Others think directory assistance will do little to change HackerOne’s policy of recruiting researchers off of the open Internet, which they view as irresponsible. “You’re giving the entire world an open invitation to hack their stuff,” says Jay Kaplan, chief executive officer of Synack, another vulnerability-spotting company based in Redwood City, Calif. “Researchers just need to realize that some of these organizations won’t ever feel comfortable with that.”
Synack differs from HackerOne, Kaplan says, because it operates on a proprietary platform that requires researchers to undergo strict vetting procedures before they can log on. (A spokesperson for HackerOne says the company does not restrict hackers from registering for the site, but maintains a reputation system that rewards users that accurately report bugs.)

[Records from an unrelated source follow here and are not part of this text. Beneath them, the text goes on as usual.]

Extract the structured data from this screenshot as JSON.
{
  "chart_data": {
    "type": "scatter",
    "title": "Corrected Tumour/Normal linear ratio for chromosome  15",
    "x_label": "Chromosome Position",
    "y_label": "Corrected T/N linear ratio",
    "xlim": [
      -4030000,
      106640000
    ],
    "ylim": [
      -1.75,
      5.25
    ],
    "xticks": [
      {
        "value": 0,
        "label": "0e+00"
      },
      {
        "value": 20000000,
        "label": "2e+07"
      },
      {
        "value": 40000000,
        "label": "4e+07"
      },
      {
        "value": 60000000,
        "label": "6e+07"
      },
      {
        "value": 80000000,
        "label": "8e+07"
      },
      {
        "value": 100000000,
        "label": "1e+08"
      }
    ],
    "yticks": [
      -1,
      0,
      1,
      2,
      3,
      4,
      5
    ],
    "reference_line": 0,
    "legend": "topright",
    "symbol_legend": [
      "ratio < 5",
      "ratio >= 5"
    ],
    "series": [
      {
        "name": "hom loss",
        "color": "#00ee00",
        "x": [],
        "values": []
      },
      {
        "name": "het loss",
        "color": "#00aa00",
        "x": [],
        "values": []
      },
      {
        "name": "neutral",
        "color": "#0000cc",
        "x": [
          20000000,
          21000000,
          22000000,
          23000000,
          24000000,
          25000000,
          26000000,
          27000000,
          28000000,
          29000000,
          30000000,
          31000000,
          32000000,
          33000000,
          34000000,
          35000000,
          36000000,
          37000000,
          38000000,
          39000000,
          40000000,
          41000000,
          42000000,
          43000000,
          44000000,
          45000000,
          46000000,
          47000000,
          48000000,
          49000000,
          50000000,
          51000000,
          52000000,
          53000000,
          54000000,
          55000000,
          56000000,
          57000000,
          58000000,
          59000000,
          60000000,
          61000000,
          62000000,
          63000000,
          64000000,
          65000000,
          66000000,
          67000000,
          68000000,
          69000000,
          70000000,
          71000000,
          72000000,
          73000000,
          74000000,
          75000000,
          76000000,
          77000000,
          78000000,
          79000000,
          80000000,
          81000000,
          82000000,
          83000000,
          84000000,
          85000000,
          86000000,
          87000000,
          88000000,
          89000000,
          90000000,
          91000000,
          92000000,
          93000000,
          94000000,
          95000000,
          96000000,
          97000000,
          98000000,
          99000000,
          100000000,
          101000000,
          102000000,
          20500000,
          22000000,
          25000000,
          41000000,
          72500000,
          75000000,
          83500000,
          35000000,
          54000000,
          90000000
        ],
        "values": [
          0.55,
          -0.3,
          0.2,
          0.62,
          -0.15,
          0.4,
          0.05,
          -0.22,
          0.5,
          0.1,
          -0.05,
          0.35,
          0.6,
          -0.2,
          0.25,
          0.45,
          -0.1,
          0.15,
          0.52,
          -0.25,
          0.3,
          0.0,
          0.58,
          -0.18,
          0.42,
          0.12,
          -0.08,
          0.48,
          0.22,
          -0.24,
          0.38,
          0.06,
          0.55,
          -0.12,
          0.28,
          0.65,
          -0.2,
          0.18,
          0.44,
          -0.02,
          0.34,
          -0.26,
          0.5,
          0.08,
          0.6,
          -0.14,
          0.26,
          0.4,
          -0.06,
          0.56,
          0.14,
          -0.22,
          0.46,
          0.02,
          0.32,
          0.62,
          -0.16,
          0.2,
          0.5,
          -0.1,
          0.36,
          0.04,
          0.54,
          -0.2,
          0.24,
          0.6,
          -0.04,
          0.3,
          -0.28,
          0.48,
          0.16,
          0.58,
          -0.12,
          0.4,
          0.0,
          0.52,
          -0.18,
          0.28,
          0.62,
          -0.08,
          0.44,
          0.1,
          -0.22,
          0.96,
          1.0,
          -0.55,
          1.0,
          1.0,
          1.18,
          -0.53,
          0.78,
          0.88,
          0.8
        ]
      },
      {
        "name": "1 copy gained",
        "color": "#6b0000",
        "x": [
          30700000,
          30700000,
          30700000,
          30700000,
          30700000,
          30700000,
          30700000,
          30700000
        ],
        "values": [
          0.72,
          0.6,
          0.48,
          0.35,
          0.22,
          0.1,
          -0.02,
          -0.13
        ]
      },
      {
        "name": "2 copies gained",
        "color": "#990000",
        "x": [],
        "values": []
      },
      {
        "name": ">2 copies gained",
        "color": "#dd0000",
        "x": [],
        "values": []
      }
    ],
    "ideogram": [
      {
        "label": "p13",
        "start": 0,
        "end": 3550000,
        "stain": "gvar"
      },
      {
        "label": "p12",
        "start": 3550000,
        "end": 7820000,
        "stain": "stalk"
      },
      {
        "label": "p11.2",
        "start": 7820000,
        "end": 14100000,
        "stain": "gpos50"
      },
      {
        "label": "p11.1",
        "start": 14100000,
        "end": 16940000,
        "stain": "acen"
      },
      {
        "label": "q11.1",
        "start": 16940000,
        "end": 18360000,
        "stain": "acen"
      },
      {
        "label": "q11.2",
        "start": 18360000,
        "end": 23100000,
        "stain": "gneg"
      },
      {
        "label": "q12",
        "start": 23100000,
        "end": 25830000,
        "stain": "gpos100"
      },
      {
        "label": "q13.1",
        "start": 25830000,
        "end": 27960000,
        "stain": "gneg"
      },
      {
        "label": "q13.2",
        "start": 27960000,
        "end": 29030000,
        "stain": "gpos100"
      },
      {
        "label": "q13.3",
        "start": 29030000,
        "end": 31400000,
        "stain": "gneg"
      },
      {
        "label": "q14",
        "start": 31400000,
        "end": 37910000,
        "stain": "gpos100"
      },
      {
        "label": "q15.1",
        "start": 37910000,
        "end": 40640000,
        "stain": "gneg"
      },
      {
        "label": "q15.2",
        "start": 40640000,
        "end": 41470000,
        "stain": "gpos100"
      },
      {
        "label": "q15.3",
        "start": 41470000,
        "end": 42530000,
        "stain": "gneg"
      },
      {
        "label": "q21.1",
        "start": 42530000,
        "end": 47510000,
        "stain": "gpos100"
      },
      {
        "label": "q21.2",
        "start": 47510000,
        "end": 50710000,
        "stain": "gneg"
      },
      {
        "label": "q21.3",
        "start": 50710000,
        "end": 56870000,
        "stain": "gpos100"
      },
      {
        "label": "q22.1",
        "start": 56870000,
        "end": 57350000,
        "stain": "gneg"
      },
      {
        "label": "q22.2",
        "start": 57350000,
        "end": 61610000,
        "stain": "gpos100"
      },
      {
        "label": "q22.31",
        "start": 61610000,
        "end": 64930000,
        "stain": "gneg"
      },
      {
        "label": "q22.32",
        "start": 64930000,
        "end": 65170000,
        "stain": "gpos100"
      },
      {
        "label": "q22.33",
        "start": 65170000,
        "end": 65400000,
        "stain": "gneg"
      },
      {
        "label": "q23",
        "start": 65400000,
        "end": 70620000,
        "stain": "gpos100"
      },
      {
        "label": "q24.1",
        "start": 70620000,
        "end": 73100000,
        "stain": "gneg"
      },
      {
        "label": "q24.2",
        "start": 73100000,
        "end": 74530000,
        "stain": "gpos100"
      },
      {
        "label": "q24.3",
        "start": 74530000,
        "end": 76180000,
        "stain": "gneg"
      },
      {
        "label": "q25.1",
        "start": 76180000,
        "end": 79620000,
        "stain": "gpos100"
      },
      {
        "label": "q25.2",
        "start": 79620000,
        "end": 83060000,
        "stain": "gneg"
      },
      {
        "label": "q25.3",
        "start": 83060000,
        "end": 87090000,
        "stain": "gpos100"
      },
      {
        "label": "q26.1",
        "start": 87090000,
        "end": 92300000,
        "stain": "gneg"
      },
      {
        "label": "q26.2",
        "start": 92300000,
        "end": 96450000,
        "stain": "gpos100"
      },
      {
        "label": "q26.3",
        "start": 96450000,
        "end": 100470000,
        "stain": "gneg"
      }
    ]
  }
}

Despite the challenges, there are some signs that companies and policymakers both are increasingly recognizing the value of researchers and easing the legal restrictions. Last month, the Librarian of Congress lifted the ban on hacking car software under the DMCA, and the Department of Commerce is pursuing a program that could allow for safe and legal vulnerability disclosures. What’s more, an increasing number of companies outside of the tech world also have adopted responsible disclosure policies that give researchers amnesty to come forward with flaws.
Since the Internet is growing up – with some 50 billion devices estimated to be connected to the Internet by 2020, including in people’s homes and on their bodies – some in the tech world think it’s time for businesses to grow up along with it, and support developing formal processes for hackers to get in touch responsibly.